When Donaldson heard the prognosis from a doctor in Seattle from whom she sought a second opinion, she, of course, thought of her boys.

“Luke will be in second grade in five years,” she said.

But for now, with only four more chemo treatments to go and her test results showing improvement, Donaldson is optimistic and looking forward to having her “normal life” back.

Her friends are looking forward to having her back too.

“In the next year, she’ll recover,” Simendinger said, as if doubt weren’t in the equation. “I certainly feel she’ll recover from this. She’ll be doing great things in the community. Her focus will be helping others.”

Donaldson does feel a calling to help educate as many people as she can about colorectal cancer.

“This is my mission,” Donaldson said. “It’s been a growth experience. There was a time when it was more terrifying. Leaving my kids is the scariest thing to think about. But nobody knows how many days they get. All the stuff we have control over is the small stuff. We have no control over the big stuff. And that’s kind of calming to think about.”

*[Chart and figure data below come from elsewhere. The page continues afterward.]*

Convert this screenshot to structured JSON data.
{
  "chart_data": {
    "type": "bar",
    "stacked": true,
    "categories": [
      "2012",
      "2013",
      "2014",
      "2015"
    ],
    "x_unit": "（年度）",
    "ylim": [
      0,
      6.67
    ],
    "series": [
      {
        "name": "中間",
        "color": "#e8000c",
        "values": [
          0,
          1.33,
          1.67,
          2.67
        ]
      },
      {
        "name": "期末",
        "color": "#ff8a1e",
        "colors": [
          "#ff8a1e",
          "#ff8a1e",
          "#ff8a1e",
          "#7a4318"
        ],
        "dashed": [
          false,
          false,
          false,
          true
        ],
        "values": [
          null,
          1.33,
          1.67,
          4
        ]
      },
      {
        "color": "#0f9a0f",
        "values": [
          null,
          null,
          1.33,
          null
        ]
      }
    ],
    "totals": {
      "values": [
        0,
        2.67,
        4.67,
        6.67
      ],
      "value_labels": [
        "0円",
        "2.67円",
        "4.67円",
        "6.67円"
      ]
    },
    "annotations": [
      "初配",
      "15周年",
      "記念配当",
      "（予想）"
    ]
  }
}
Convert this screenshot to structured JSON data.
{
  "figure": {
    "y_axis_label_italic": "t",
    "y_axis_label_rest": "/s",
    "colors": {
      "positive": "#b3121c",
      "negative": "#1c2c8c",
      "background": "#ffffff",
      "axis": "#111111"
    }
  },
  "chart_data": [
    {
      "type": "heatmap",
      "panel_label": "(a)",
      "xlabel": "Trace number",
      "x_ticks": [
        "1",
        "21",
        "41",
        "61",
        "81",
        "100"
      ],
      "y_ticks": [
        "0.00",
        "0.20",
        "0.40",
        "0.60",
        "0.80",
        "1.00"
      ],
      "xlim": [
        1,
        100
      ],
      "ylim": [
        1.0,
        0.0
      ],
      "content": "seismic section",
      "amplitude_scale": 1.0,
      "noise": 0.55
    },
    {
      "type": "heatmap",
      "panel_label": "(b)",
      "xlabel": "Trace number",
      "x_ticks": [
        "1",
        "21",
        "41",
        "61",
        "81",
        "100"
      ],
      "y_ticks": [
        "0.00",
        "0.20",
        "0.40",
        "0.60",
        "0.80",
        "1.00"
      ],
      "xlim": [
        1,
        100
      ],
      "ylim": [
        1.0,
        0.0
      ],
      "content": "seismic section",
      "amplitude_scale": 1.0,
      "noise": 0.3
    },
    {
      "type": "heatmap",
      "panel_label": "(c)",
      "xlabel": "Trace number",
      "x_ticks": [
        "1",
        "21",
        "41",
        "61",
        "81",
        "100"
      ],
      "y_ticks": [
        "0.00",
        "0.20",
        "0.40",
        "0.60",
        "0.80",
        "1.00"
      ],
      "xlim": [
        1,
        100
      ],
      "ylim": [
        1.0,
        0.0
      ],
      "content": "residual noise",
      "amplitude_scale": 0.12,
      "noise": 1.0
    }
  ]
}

Fundraiser Saturday at Great Divide

Ski for Colorectal Cancer Awareness 2006 will be held at the Great Divide ski area on Saturday, March 11, from 6 p.m. to 11 p.m.

Night skiing and snowboarding, $10 equipment rentals, pasta dinner, D.J. music and dancing, raffles, door prizes and a silent auction are planned.

Ticket prices in advance are $25 per person, $45 per couple and $8 for kids 5 to 12. (Kids 4 and under are free). Tickets are available at The Montana Book and Toy Co., The Real Food Store, The Man Store and Valley Bank. Tickets will also be available at the door for a slightly higher price.

Proceeds from the event go to Friends Against Cancer, a Helena-based, non-profit organization dedicated to increasing early detection of colorectal cancer by promoting awareness and education about the disease, advocating better health

and assisting in the fight against cancer in our community.